On the specific stretch of beach where Surfers in Solidarity and Rockaway for Palestine congregated, organizers set up two central tents. Underneath the shade, a few volunteers sold T-shirts and posters in an effort to raise money for Palestinian aid groups and a local Rockaway surfing non-profit. One tent over, a table held food donated by local businesses and community members: sliders, burritos, and, fittingly, trays of watermelon.
Further out from the tents, the Beach Day for Palestine group grew, with dozens of people mingling under beach shades or tanning on towels. Toddlers raced around, wobbling through the sand while their parents watched nearby. The only markers that delineated it from any other spot on the beach were the abundance of keffiyehs and Palestinian flags.
Shortly after 3 p.m., the music stopped for a series of speeches before the paddle-out. As a Palestinian surfer, Zane was one of the first to speak, his voice heavy with emotion as he spelled out the clear connection he and other surfers saw between their place in the sport and Palestine.
"If there are people who are best suited to understand what freedom and liberation means for all people, it is those who are tied to the ocean," Zane said. "... We know what liberation is, we know what freedom looks like, because we have been blessed with the ocean ... It is up to us to realize the liberation and freedom for Palestine and for all people on all fronts on all beaches around the world.
"Gaza is a beach town. It always has been, and always will be. Gaza is a beach town, not for Israeli developers or illegal settlements, but for the freedom of Palestinians to fish, surf, bathe, and to engage in unfettered enjoyment of living in relationship with the sea."
One of the other speakers was Tyler Breuer, a New Yorker and lifelong surfer who hosts a local surf podcast called Swell Season. He explained the history of paddle-outs to the crowd, emphasizing their role in protest and counterculture.
"We do paddle-outs for different reasons, because we're the canary in the coal mines when it comes to the pollution and all the environmental degradation," Breuer said. "So when someone tells you that surfing is not political, they're wrong."
At the end of the speeches, a Rockaway for Palestine organizer named Ibrahim gathered the crowd to teach them dabke, a traditional Palestinian dance, before the paddle-out. Strangers and friends held hands in a circle, laughing and smiling as they learned simplified steps for the dance. When they finally broke away, the surfers grabbed their boards and received flower stems, a part of the mourning ritual for paddle-outs. Everyone went to the water.
The surfers entered the water with keffiyehs on their heads, some with flower stems gripped in their teeth. A few carried Palestinian flags. They swam into the ocean, settling in a spot around 100 meters from the sands. At the shore, with others gathered knee-deep in the water to watch, the only sound was the waves lapping.
Later on, Nick, the lead organizer for the Beach Day and a Rockaway resident who requested his last name not be used, told me what it felt like to be in that circle of surfers.
"It's a mourning for me," Nick said. "It's been relentless the last 10 months.
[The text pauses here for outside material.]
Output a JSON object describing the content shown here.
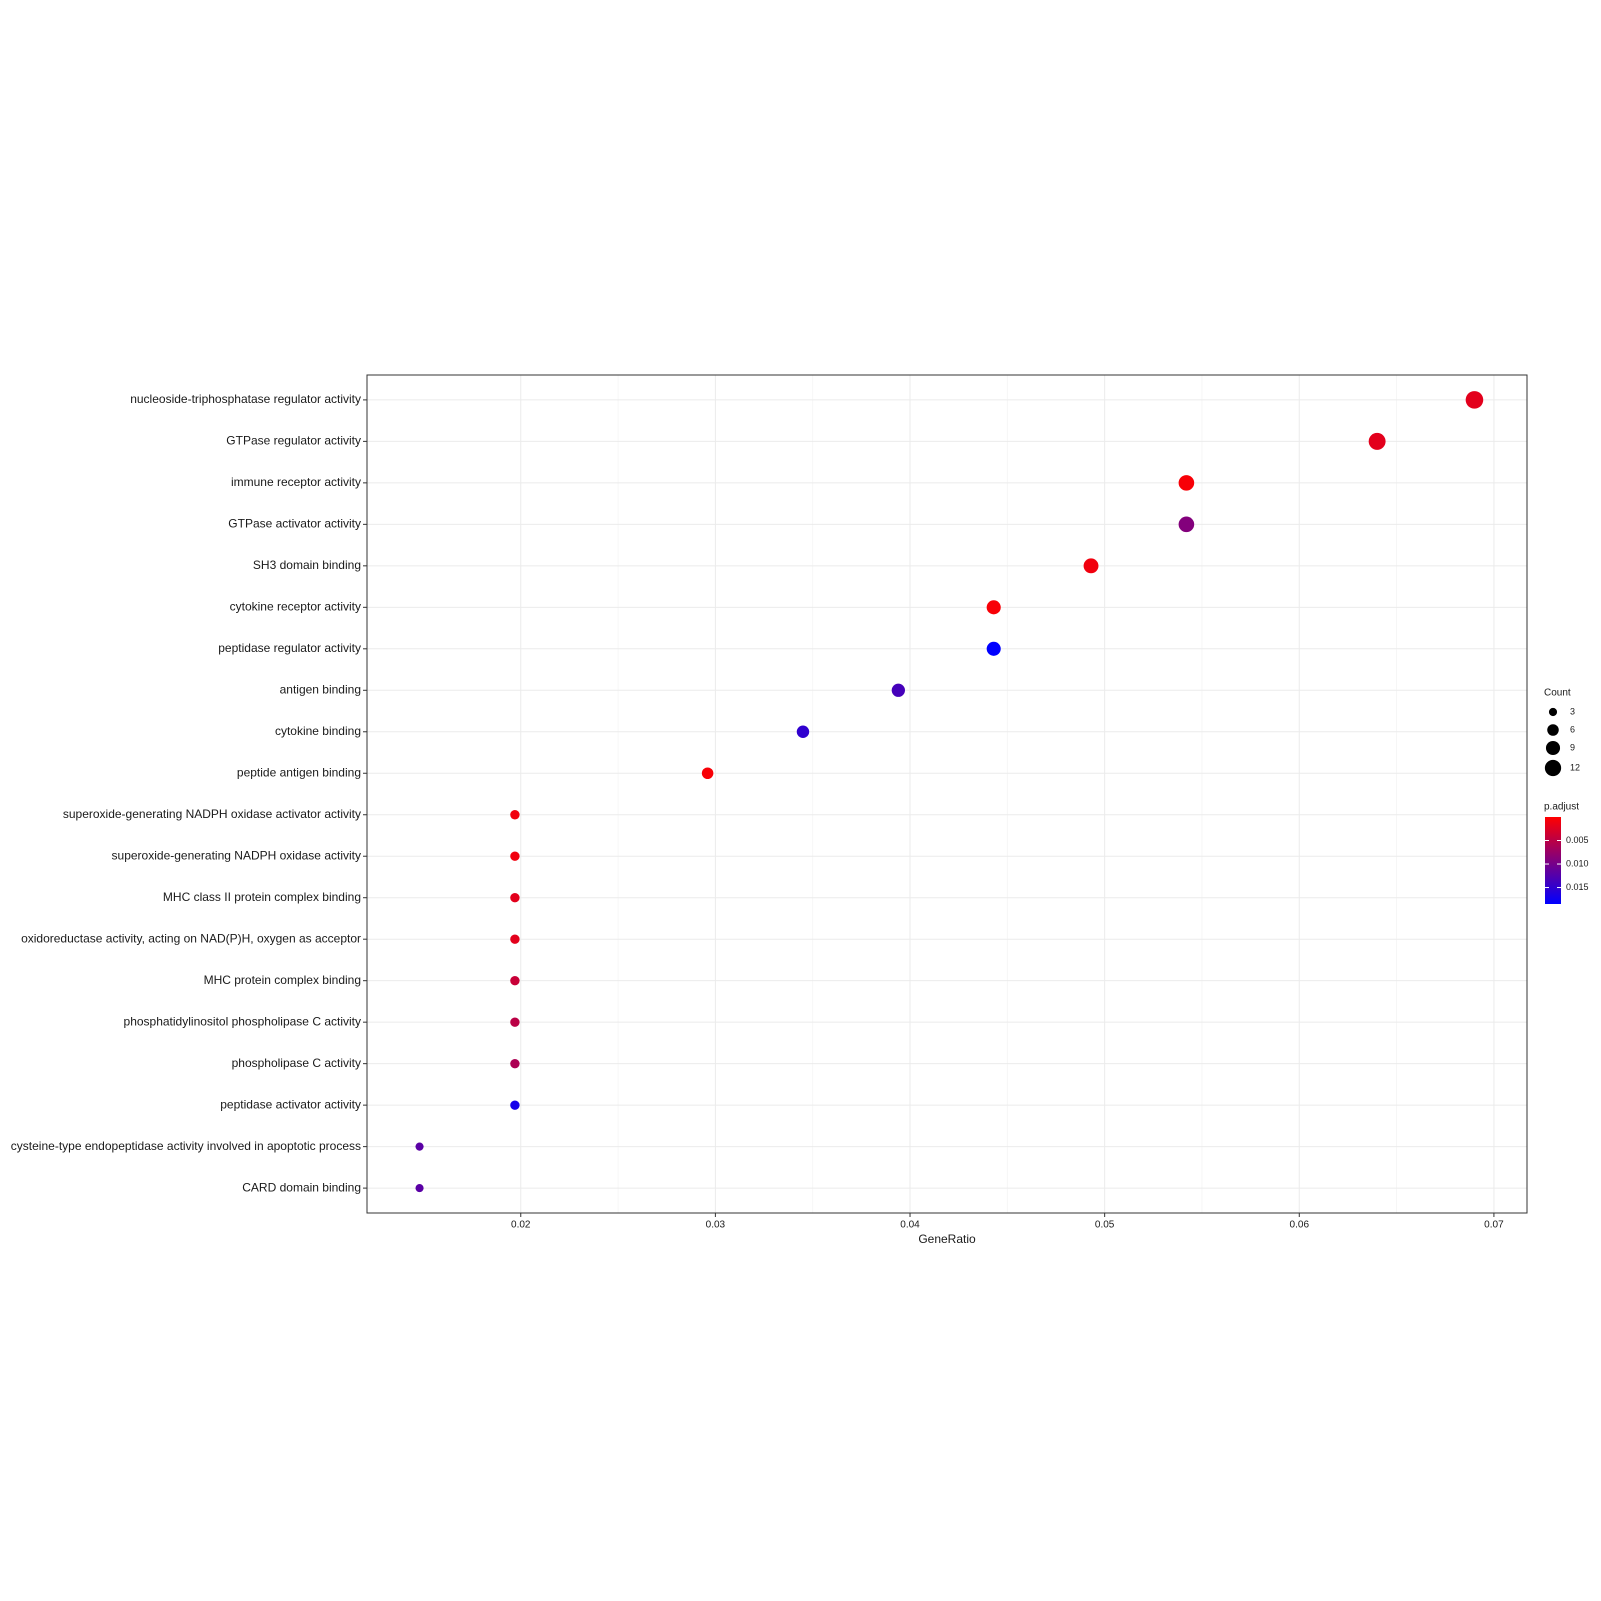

Every day, I wake up and watch the videos. A girl that looks like my daughter has been starved to death by Israel, shot in the head by a sniper, turned into pieces by one of Israel's bombs—my country is supplying them. I have a lot of rage and a lot of sadness ... [the paddle-out] was a release of feelings."
Within the circle of surfers, they chanted and grieved together. At the end, they tossed the flowers into the ocean. Droplets of water flew into the air as the surfers splashed with their hands. The waves grew in motion before the surfers returned to the shore, lighter in what they carried but still heavy in what they held.
"It's been a good day," Nick told me. "Even people in the neighborhood who I didn't know cared about Palestine [showed up].
"We're here living in the sun, and everything's beautiful. But it's important that we actually remind people something's happening. It's not all right to just ignore it."